Pour rappel, si les cessions d’immeubles doivent obligatoirement être conclues devant un notaire, cette formalité n’est pas obligatoire pour la cession de parts sociales d’une société. Une telle cession doit, cependant, être constatée par écrit.

Or, certaines sociétés sont dites « à prépondérance immobilière », c’est-à-dire que leur actif est, ou a été au cours de l’année précédant la cession, principalement constitué :

  • d’immeubles ou de droits immobiliers (par exemple l’usufruit ou la nue-propriété) ;
  • et / ou de parts sociales de sociétés elles-mêmes à prépondérance immobilière.

Par conséquent, il était possible de procéder à une cession de parts sans faire intervenir de professionnel du droit et du chiffre alors même que son actif était majoritairement de nature immobilière.

Afin d’assurer l’intervention d’un tiers de confiance, la loi de lutte contre les fraudes fiscales et sociales a durci le cadre applicable à ce type de cession afin qu’elle soit accompagnée par un professionnel.

Concrètement, une cession de parts sociales ou d’actions d’une société à prépondérance immobilière doit être constatée :

  • soit par un acte authentique, c’est-à-dire concrètement par un notaire ;
  • soit par un acte contresigné par avocat ;
  • soit par un acte sous signature privée rédigé par un expert-comptable habilité en ce sens, dans le prolongement de sa mission d’expertise comptable.

L’acte ainsi rédigé devra, dans un délai d’un mois, être enregistré auprès de l’administration fiscale.

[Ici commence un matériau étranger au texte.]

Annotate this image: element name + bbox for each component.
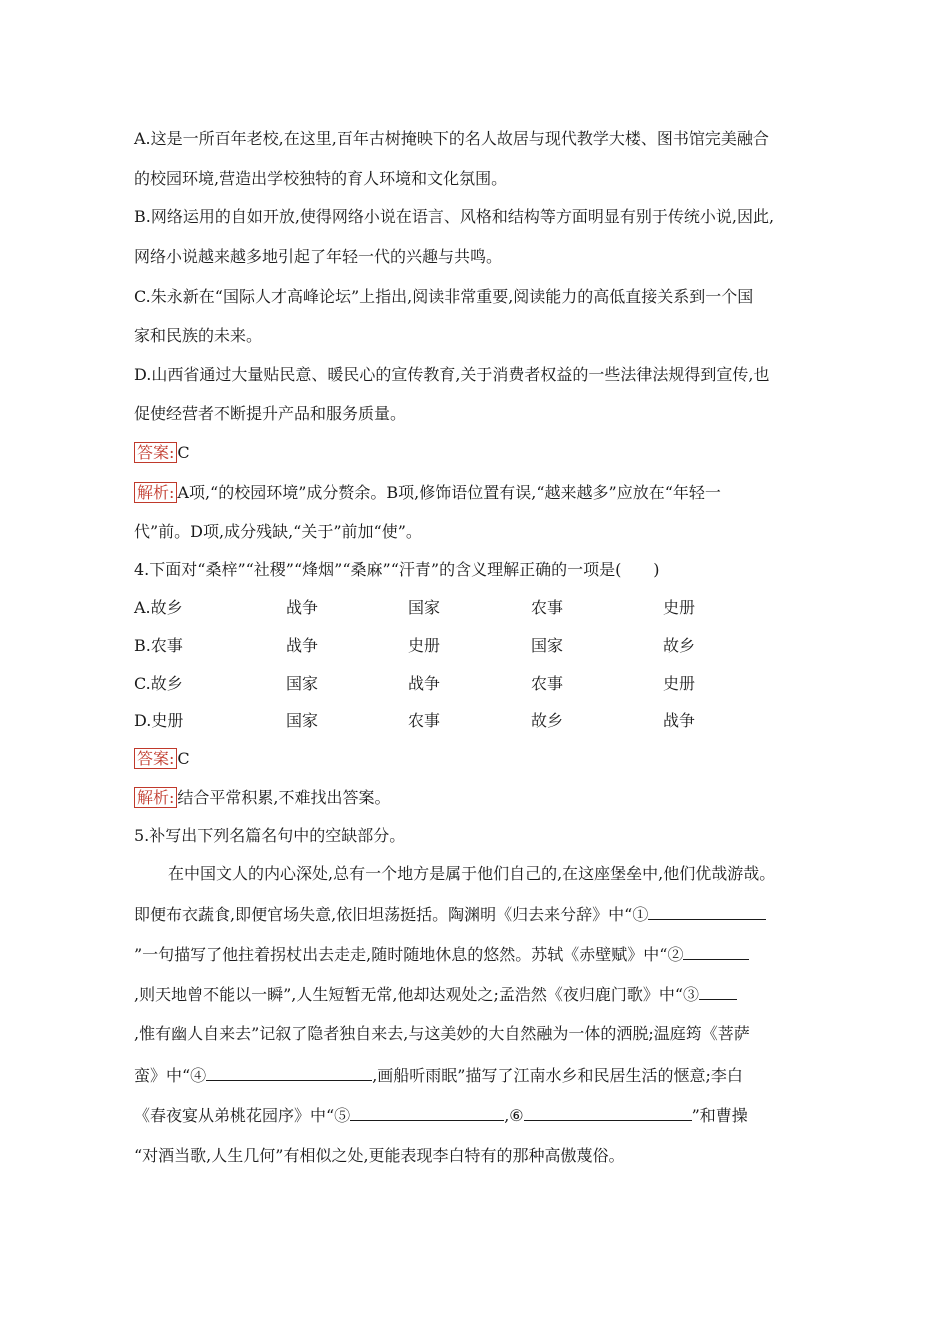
option-d-line-2: 促使经营者不断提升产品和服务质量。 — [134, 404, 407, 423]
q4-cell: 史册 — [663, 674, 696, 693]
answer-tag: 答案: — [134, 748, 177, 769]
q4-option-row — [134, 597, 814, 619]
q4-cell: B.农事 — [134, 636, 183, 655]
q4-cell: 史册 — [663, 598, 696, 617]
question-5-stem: 5.补写出下列名篇名句中的空缺部分。 — [134, 826, 406, 845]
option-c-line-1: C.朱永新在“国际人才高峰论坛”上指出,阅读非常重要,阅读能力的高低直接关系到一个国 — [134, 287, 754, 306]
q4-cell: 国家 — [286, 674, 319, 693]
q4-cell: A.故乡 — [134, 598, 183, 617]
option-b-line-2: 网络小说越来越多地引起了年轻一代的兴趣与共鸣。 — [134, 247, 503, 266]
q5-para-line-6 — [134, 1064, 743, 1087]
option-b-line-1: B.网络运用的自如开放,使得网络小说在语言、风格和结构等方面明显有别于传统小说,因此, — [134, 207, 775, 226]
fill-blank-4[interactable] — [206, 1064, 372, 1081]
q4-cell: 国家 — [531, 636, 564, 655]
answer-value: C — [177, 749, 190, 768]
q5-para-line-7 — [134, 1104, 748, 1127]
q4-cell: 战争 — [286, 636, 319, 655]
q3-analysis-line-2: 代”前。D项,成分残缺,“关于”前加“使”。 — [134, 522, 422, 541]
q5-text: ,则天地曾不能以一瞬”,人生短暂无常,他却达观处之;孟浩然《夜归鹿门歌》中“③ — [134, 985, 700, 1004]
q5-text: ”一句描写了他拄着拐杖出去走走,随时随地休息的悠然。苏轼《赤壁赋》中“② — [134, 945, 684, 964]
q5-text: ,画船听雨眠”描写了江南水乡和民居生活的惬意;李白 — [372, 1066, 743, 1085]
q4-cell: 史册 — [408, 636, 441, 655]
q4-cell: 农事 — [531, 674, 564, 693]
q4-option-row — [134, 673, 814, 695]
q5-para-line-1: 在中国文人的内心深处,总有一个地方是属于他们自己的,在这座堡垒中,他们优哉游哉。 — [168, 864, 776, 883]
option-c-line-2: 家和民族的未来。 — [134, 326, 263, 345]
analysis-tag: 解析: — [134, 787, 177, 808]
q5-text: 蛮》中“④ — [134, 1066, 207, 1085]
question-4-stem: 4.下面对“桑梓”“社稷”“烽烟”“桑麻”“汗青”的含义理解正确的一项是( ) — [134, 560, 660, 579]
q3-analysis-line-1 — [134, 482, 721, 504]
q5-para-line-5: ,惟有幽人自来去”记叙了隐者独自来去,与这美妙的大自然融为一体的洒脱;温庭筠《菩萨 — [134, 1024, 750, 1043]
q5-text: ”和曹操 — [691, 1106, 748, 1125]
q3-answer — [134, 442, 190, 464]
q5-para-line-8: “对酒当歌,人生几何”有相似之处,更能表现李白特有的那种高傲蔑俗。 — [134, 1146, 625, 1165]
q4-cell: D.史册 — [134, 711, 184, 730]
q5-para-line-4 — [134, 983, 737, 1006]
q4-cell: 战争 — [286, 598, 319, 617]
q4-option-row — [134, 635, 814, 657]
answer-value: C — [177, 443, 190, 462]
q5-text: ,⑥ — [504, 1106, 524, 1125]
q4-cell: 农事 — [531, 598, 564, 617]
fill-blank-1[interactable] — [648, 903, 766, 920]
q4-cell: C.故乡 — [134, 674, 183, 693]
q4-cell: 国家 — [408, 598, 441, 617]
q5-text: 即便布衣蔬食,即便官场失意,依旧坦荡挺括。陶渊明《归去来兮辞》中“① — [134, 905, 649, 924]
option-d-line-1: D.山西省通过大量贴民意、暖民心的宣传教育,关于消费者权益的一些法律法规得到宣传,也 — [134, 365, 770, 384]
fill-blank-2[interactable] — [683, 943, 749, 960]
q4-cell: 国家 — [286, 711, 319, 730]
q4-cell: 战争 — [663, 711, 696, 730]
analysis-text: 结合平常积累,不难找出答案。 — [177, 788, 391, 807]
q4-cell: 故乡 — [531, 711, 564, 730]
q5-para-line-2 — [134, 903, 766, 926]
q4-analysis — [134, 787, 391, 809]
option-a-line-1: A.这是一所百年老校,在这里,百年古树掩映下的名人故居与现代教学大楼、图书馆完美融合 — [134, 129, 769, 148]
q5-text: 《春夜宴从弟桃花园序》中“⑤ — [134, 1106, 351, 1125]
q4-cell: 战争 — [408, 674, 441, 693]
q4-cell: 故乡 — [663, 636, 696, 655]
answer-tag: 答案: — [134, 442, 177, 463]
q4-option-row — [134, 710, 814, 732]
q5-para-line-3 — [134, 943, 749, 966]
analysis-text: A项,“的校园环境”成分赘余。B项,修饰语位置有误,“越来越多”应放在“年轻一 — [177, 483, 721, 502]
analysis-tag: 解析: — [134, 482, 177, 503]
option-a-line-2: 的校园环境,营造出学校独特的育人环境和文化氛围。 — [134, 169, 508, 188]
q4-cell: 农事 — [408, 711, 441, 730]
fill-blank-3[interactable] — [699, 983, 737, 1000]
fill-blank-5[interactable] — [350, 1104, 504, 1121]
q4-answer — [134, 748, 190, 770]
fill-blank-6[interactable] — [524, 1104, 692, 1121]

Les professionnels du droit et du chiffre concernés devront, dans le cadre de ces cessions, respecter leurs obligations en matière de vigilance, de déclaration et d’information en matière de lutte contre le blanchiment d’argent et le financement du terrorisme.

Notez que le non-respect de cette règle sera sanctionné par la nullité de la cession. Autrement dit, elle sera considérée comme n’ayant jamais existé.

Une exception est toutefois aménagée : cette nouvelle règle ne concerne pas les cessions de parts de placements collectifs, en tant qu’instruments financiers.